Follow Kit Carson Road (US 64) east from the plaza to the 12-room Kit Carson Home and Museum (+1 505 758 4741. Adm. fee). Christopher Carson—mountain man, trapper, Army scout, Union colonel during the Civil War, steely enforcer in the gathering of Navajo into camps—was 33 when he married 14-year-old Josefa Jaramillo, the daughter of a wealthy Taos family. Carson gave her the house as a wedding present. It’s full of mountain-manly gear, historical documents, artifacts, and antiques. Kit and Josefa are buried in nearby Kit Carson Park (+1 505 758 4160), a 20-acre [8.1-hectare] wooded expanse of green just north off Paseo del Pueblo Norte.
Up the street is one of Taos’s most interesting homes, created by a Russian émigré artist, Nicolai Fechin. He embellished the antique adobe with Russian-style woodwork, preserved today by the Fechin Institute (227 Paseo del Pueblo Norte. +1 505 758 1710. Mem. Day–Oct. Tues.-Sun.; Adm. fee). Exhibits recall the painter’s innovative spirit as a mentor and teacher. A few blocks away stands another preserved residence, now the Governor Bent Museum (117A Bent St. +1 505 758 2376. Adm. fee). The rough-hewn adobe is where, in 1847, territorial governor Charles Bent was killed by a mob protesting New Mexico’s annexation by the United States. The stolid building is a somber repository of artifacts going back to prehistoric Indian times.
Taos Pueblo (+1 505 758 9593. Adm. fee, plus fees for photography, sketching, and filming) is five minutes north of town and a thousand years removed. Park on the broad plaza between two sprawling, multistory adobe buildings (North House and South House), built between A.D. 1000 and 1450. Signs invite you into craft and curio shops and bakeries selling bread baked in small earthen outdoor ovens. About 2,000 tribal members live outside the pueblo on reservation land, while the 200 or so who live here forsake electricity and running water.
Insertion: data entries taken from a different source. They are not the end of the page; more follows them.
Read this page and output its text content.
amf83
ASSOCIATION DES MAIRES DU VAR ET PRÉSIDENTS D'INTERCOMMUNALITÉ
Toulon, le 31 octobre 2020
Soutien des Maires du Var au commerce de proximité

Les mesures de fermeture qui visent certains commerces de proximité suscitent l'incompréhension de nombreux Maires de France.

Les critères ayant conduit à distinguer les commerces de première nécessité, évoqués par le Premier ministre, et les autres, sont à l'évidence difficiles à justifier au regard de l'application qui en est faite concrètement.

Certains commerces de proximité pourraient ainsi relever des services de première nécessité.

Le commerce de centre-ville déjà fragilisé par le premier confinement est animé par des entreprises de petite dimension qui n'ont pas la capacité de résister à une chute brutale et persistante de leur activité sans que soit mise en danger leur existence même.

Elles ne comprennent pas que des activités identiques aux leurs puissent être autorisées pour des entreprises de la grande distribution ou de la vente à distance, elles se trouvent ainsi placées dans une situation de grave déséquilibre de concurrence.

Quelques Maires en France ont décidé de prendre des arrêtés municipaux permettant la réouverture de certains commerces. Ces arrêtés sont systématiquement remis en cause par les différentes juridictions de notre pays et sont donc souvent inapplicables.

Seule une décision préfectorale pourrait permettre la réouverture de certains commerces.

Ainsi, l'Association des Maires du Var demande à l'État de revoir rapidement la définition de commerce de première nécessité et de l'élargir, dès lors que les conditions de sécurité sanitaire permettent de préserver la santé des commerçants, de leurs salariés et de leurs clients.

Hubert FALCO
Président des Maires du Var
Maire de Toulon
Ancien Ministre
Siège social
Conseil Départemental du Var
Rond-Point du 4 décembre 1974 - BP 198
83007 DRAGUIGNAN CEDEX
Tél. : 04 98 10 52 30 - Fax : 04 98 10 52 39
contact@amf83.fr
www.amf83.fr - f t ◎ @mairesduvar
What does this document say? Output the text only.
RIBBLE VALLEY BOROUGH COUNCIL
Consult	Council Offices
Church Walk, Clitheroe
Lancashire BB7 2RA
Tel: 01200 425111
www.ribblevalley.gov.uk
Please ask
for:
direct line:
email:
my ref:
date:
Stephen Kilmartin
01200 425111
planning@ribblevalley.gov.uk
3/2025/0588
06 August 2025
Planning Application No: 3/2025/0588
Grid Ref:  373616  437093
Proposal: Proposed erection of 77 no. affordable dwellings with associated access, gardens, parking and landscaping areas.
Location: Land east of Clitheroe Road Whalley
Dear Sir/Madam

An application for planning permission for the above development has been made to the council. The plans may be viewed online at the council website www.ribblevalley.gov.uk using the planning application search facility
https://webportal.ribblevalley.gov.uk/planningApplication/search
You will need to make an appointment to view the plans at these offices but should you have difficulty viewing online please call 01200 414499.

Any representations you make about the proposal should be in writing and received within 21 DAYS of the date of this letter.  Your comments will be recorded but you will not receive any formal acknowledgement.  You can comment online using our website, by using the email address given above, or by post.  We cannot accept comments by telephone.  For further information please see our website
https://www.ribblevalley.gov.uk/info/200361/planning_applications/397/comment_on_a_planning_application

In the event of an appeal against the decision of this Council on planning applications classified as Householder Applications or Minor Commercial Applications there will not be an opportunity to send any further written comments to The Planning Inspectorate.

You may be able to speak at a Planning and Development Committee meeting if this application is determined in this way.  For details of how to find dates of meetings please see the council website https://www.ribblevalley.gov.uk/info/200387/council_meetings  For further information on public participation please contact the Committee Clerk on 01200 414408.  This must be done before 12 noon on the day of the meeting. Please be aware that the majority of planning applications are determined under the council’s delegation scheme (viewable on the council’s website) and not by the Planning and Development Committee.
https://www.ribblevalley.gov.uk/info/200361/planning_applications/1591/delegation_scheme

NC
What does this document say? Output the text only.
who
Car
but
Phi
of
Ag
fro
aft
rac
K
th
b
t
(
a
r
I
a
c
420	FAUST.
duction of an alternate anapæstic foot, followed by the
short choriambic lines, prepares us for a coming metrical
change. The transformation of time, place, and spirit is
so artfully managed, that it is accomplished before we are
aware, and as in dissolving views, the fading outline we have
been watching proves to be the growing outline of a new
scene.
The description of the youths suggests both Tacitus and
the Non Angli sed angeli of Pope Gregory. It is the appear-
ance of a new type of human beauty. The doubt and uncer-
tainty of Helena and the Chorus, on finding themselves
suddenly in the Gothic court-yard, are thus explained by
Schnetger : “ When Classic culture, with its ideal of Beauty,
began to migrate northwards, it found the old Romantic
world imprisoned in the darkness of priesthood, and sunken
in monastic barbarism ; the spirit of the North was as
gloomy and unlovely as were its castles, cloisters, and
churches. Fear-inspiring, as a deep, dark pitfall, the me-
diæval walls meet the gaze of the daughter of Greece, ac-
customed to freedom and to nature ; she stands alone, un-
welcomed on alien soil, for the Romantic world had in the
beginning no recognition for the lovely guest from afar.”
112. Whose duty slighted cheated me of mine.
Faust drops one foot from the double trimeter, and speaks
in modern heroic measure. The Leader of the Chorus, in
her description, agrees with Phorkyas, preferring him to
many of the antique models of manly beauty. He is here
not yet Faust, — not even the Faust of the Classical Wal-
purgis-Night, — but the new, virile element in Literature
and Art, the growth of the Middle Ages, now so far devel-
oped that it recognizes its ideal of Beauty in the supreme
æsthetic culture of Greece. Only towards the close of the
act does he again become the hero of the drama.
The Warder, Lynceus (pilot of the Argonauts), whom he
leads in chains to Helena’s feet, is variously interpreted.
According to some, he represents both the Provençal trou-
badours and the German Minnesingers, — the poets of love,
Inside the pueblos Church of San Gerónimo, a painting of the Virgin Mary surrounded by a halo of golden corncobs illustrates the community’s spiritual duality. The chapel was built about 1850 to replace an earlier church destroyed during the Mexican-American War.
Standard Oil heiress Millicent Rogers came to New Mexico in 1947, fell in love with everything about it, and began to collect the best examples of Native American and Hispanic art she could find. Her collection, perhaps the finest in the world, is housed 4 miles [6.4 kilometers] north of Taos in the adobe-style Millicent Rogers Museum (New Mexico 522 off US 64. +1 505 758 2462. Closed Mon. Nov.-April; Adm. fee). For a scenic circular drive, take US 64 east from Taos through Carson National Forest to the Moreno Valley. New Mexico’s highest pe ak, 13,161-foot [4,011.5-meter] Mount Wheeler, looms darkly to the west.
Sandstone walls rising west of the highway, just north of Eagle Nest, are remnants of the Mutz Hotel in long-dead Elizabethtown, which sprang up in 1868 following a gold strike along Willow Creek. A dirt road from the highway passes by small ranches to reach the ruin, which is photogenic but without interpretive information.